Secondly, industry relies on technicalities to argue against disclosing the chemicals in their fracturing and drilling fluids. In Silt, Colorado, where a landowner discovered changes in her water well within days of a fracturing operation near her home and she later discovered 2-BE, a very toxic chemical, in her water. The oil and gas industry argued to the state Oil & Gas Commission that it was not the high pressure fracturing that released chemicals into the aquifer but it was faulty casing that was the problem. To say that fracturing was not to blame for this incident and thus fracking chemicals are not a public concern is splitting hairs. We know in Montana that everything within a system — whether it is our agricultural field or a gas well — is related. Whether it is the practice of fracturing or faulty casing, a known chemical used in drilling products made its way into this landowners' water. Period. And, Montanans deserve to know the types of chemical types and volumes that industry is using not just in fracturing but in all drilling processes.
Incidents like this are why the State of Colorado passed and required disclosure of all drilling fluids, not just fracturing fluids. The bill that is in front of the Committee is a very reasonable first step. We need disclosure not only of fracturing fluids but all the chemical constituents used in the drilling, fracturing and workover operations of oil and gas wells.
Devon has said that 99% of fracturing fluids are water. While that may be true, it is again a technicality. One percent of these high volume hydraulic fracturing operations still include toxic chemicals. Several years ago, EARTHWORKS did a calculation of what this means in a typical fracturing operation in a deep shale formation. Less than one percent of chemicals means approximately 80,000 pounds of chemicals are transported onto the site and injected beneath the surface to complete the fracturing operations. I have fact sheets here for the committee to reference this example.
Finally, I want to emphasize the necessity of state level disclosure laws. While some initial steps have been taken towards requiring disclosure of fracturing fluids on the federal level, Montanans currently only have voluntary, industry data that is not enough to fully inform citizens.
The Department of the Interior has announced that they plan to undertake a disclosure requirement for oil and gas companies operating on federal leases, but the specifics of how this disclosure provision would be set up are unclear. It is also unclear how the information will be shared, or when during the process it will be made public.
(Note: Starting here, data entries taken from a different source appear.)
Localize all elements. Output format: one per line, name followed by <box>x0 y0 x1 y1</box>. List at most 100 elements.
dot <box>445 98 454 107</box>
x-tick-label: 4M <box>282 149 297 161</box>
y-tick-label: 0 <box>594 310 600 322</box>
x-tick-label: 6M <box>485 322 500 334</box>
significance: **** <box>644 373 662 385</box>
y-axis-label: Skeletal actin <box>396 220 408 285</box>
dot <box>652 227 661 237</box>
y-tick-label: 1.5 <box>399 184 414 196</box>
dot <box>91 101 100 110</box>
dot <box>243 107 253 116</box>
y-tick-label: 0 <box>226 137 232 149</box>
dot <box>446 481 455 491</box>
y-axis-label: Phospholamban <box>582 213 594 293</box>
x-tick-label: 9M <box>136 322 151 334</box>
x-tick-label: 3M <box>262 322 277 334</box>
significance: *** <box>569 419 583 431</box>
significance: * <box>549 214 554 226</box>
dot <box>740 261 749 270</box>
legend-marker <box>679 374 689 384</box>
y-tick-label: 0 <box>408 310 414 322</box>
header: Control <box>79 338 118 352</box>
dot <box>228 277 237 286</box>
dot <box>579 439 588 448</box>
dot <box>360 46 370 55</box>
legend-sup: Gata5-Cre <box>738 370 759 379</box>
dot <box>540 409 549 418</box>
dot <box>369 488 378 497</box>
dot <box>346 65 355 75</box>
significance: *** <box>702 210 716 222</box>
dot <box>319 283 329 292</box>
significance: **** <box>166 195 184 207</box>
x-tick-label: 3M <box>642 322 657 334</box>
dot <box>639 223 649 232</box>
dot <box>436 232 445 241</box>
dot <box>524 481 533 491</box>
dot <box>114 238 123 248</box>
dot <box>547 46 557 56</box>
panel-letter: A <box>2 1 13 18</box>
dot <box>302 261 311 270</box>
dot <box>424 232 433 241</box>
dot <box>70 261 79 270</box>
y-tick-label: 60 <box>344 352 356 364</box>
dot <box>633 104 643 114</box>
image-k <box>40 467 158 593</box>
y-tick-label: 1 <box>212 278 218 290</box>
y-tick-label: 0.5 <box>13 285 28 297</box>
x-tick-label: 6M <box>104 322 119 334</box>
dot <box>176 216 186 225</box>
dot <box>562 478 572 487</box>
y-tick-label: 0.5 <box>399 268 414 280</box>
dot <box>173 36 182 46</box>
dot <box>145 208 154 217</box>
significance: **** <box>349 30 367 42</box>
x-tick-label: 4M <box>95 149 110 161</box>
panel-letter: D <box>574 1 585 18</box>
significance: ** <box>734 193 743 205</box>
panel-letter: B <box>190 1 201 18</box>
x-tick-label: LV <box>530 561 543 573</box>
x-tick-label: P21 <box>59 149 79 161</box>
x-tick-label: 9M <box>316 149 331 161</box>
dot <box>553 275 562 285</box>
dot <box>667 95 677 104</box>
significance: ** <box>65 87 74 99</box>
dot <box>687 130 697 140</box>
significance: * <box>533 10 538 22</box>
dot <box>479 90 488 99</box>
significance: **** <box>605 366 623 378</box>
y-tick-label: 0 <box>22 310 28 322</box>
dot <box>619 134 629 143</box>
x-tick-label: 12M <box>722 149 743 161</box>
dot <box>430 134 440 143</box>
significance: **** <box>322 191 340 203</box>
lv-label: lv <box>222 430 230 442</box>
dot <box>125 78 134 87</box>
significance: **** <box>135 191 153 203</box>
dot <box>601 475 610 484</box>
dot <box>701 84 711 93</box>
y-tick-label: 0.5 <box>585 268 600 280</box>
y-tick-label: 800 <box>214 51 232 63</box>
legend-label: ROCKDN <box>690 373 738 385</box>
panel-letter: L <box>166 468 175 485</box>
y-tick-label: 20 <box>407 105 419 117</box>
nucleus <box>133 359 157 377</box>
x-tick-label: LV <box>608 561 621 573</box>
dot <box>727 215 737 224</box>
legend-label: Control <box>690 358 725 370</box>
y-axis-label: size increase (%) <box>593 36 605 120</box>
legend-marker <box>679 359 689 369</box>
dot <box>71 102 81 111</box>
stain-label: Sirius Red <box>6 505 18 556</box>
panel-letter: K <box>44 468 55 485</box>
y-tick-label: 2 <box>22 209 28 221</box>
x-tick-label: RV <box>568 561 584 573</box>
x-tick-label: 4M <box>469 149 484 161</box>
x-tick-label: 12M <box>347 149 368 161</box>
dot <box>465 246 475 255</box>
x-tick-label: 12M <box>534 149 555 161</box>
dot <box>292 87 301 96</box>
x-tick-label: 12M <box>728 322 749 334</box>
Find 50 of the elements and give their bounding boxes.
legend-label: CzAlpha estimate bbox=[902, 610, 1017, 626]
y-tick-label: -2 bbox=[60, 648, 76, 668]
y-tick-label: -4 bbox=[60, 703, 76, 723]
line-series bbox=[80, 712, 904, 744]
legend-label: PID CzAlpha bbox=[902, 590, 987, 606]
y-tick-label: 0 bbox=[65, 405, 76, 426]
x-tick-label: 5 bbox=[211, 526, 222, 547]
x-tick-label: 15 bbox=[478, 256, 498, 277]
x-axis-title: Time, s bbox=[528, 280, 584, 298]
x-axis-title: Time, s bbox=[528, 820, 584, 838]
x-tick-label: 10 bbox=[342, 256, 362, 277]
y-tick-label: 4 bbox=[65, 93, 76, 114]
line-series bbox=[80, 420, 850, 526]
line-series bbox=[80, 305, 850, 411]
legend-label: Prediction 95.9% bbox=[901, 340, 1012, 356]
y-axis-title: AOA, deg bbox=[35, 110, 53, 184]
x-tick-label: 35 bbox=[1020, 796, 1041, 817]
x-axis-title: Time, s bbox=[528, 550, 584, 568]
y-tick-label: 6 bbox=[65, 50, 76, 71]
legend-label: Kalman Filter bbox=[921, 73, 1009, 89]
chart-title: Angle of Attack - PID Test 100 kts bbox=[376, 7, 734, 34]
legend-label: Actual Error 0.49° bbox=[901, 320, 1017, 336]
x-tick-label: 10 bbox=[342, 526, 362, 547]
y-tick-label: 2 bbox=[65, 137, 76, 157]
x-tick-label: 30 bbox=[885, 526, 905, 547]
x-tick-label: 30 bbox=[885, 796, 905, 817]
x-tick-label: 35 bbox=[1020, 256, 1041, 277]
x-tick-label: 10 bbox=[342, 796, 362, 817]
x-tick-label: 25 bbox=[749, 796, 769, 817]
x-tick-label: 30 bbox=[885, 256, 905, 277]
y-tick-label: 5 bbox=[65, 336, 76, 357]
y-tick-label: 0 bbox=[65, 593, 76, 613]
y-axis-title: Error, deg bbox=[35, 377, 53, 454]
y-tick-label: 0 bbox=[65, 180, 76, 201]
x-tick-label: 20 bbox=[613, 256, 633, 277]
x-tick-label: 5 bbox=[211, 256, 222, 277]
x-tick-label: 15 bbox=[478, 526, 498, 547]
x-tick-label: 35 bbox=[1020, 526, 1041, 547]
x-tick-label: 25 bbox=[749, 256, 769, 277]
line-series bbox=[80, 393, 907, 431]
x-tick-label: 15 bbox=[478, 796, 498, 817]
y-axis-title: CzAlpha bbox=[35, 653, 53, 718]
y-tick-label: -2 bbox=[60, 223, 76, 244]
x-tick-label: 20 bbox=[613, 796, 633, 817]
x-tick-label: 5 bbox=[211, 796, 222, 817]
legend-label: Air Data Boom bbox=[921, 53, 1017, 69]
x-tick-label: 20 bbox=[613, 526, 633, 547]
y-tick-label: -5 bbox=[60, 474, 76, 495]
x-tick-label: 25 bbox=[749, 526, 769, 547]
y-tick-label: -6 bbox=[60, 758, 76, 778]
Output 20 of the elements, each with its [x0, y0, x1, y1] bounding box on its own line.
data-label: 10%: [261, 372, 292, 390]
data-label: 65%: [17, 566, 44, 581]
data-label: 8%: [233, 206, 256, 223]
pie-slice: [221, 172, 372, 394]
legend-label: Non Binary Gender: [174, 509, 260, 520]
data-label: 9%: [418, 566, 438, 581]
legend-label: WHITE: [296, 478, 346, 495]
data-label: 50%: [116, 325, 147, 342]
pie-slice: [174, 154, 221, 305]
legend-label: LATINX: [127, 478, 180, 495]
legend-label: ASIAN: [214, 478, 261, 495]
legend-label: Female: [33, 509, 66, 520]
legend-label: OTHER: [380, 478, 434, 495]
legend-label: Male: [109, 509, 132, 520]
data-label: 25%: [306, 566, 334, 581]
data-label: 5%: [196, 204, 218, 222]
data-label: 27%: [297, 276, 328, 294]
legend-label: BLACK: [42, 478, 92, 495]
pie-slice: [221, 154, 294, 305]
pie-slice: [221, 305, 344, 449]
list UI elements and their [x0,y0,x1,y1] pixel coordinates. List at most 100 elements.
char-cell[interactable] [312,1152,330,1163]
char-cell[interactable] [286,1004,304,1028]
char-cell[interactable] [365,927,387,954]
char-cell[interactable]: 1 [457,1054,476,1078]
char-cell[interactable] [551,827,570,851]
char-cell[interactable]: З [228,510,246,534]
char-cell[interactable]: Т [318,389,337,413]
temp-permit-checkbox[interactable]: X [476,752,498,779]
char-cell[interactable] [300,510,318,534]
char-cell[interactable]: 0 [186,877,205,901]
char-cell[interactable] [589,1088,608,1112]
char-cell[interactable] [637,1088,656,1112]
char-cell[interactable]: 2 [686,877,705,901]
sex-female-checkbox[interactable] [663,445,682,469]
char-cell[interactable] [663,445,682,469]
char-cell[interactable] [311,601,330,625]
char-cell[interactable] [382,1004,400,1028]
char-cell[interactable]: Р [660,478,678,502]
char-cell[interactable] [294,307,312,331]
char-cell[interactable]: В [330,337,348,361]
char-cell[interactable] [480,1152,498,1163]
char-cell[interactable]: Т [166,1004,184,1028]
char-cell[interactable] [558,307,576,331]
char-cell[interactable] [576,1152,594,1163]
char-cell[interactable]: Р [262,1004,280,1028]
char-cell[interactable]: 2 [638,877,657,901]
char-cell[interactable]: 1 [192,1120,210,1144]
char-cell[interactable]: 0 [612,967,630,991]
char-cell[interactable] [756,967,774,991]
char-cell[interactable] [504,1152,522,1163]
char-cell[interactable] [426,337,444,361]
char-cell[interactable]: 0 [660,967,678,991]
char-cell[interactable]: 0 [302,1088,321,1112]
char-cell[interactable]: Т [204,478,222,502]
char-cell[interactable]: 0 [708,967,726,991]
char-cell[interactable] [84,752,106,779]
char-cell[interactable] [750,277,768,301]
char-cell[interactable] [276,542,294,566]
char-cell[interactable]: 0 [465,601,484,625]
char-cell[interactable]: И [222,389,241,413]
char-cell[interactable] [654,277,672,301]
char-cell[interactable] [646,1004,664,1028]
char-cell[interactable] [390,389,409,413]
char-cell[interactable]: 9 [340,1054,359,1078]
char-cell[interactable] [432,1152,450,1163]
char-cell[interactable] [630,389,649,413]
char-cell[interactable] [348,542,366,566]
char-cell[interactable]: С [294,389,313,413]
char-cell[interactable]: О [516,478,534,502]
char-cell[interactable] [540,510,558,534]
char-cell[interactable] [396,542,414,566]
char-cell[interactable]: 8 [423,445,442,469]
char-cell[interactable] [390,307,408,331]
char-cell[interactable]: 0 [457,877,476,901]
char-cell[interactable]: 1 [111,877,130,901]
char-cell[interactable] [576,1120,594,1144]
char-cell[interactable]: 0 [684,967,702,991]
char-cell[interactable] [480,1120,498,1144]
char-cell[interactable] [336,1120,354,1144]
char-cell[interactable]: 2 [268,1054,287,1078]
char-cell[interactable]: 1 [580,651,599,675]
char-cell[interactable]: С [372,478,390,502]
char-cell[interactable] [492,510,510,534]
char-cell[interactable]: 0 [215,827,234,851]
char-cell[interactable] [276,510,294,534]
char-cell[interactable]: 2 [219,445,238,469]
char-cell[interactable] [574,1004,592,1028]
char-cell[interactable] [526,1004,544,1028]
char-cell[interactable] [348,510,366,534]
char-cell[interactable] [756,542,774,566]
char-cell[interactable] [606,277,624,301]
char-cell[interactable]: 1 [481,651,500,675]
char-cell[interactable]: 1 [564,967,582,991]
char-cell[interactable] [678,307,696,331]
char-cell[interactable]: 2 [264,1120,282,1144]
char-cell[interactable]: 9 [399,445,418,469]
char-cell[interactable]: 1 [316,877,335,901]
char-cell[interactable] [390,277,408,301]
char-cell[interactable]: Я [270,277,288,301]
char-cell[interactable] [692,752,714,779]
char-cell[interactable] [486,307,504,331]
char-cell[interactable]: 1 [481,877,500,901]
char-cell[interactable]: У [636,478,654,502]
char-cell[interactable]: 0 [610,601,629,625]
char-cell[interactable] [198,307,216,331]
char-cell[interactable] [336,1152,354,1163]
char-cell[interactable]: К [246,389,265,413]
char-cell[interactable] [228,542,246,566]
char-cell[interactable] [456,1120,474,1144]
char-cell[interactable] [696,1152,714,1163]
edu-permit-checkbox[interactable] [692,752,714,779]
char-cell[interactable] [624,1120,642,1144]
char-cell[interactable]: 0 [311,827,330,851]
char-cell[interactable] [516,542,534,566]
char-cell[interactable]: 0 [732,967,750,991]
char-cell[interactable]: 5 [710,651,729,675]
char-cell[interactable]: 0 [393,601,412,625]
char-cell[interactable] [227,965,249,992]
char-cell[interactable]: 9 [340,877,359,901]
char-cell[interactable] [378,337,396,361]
On the federal legislative level, various disclosure provisions have been discussed over the past year, and the Fracturing Responsibility and Awareness of Chemicals Act, or FRAC Act, includes a public disclosure provision. Passage of the FRAC Act may be far off so states like Wyoming and Colorado are taking matters into their own hands by passing disclosure requirements. I urge Montana to do the same on behalf of protecting the public health, property and environment of our citizens.
Thank you for the opportunity to testify today in full support of Senate Bill 86. I stand for questions.